Mobile edge computing (MEC) has been envisioned as a promising paradigm to handle the massive volume of data generated from ubiquitous mobile devices for enabling intelligent services with the help of artificial intelligence (AI). Traditionally, AI techniques often require centralized data collection and training in a single entity, e.g., an MEC server, which is now becoming a weak point due to data privacy concerns and high data communication overheads. In this context, federated learning (FL) has been proposed to provide collaborative data training solutions, by coordinating multiple mobile devices to train a shared AI model without exposing their data, which enjoys considerable privacy enhancement.

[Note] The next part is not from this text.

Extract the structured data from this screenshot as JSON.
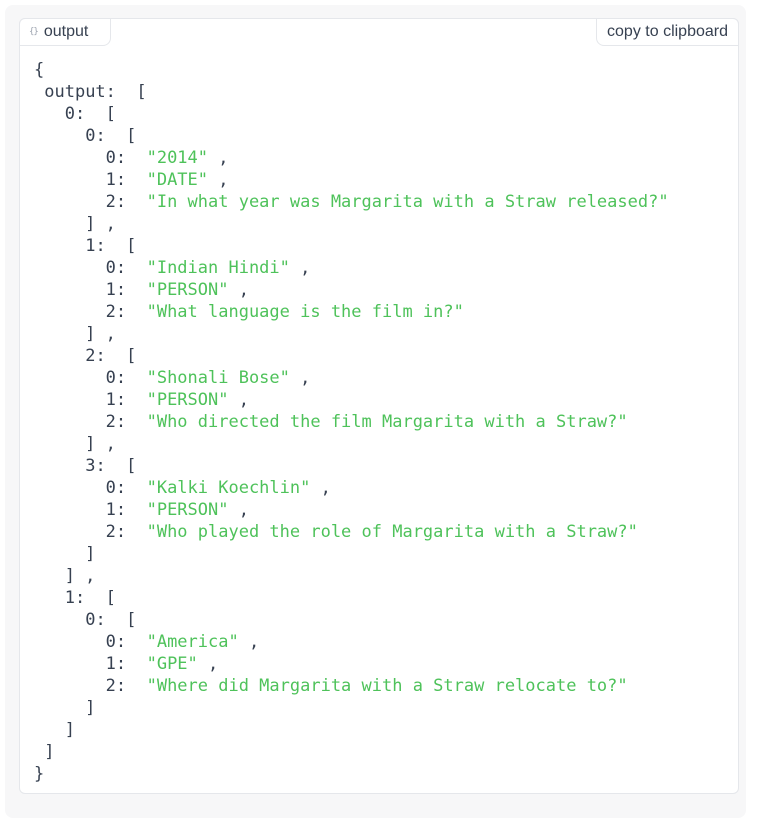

To improve the security and scalability of FL implementation, blockchain as a ledger technology is attractive for realizing decentralized FL training without the need for any central server. Particularly, the integration of FL and blockchain leads to a new paradigm, called FLchain, which potentially transforms intelligent MEC networks into decentralized, secure, and privacy-enhancing systems. This article presents an overview of the fundamental concepts and explores the opportunities of FLchain in MEC networks. We identify several main topics in FLchain design, including communication cost, resource allocation, incentive mechanism, security and privacy protection. The key solutions for FLchain design are provided, and the lessons learned as well as the outlooks are also discussed. Then, we investigate the applications of FLchain in popular MEC domains, such as edge data sharing, edge content caching and edge crowdsensing. Finally, important research challenges and future directions are also highlighted.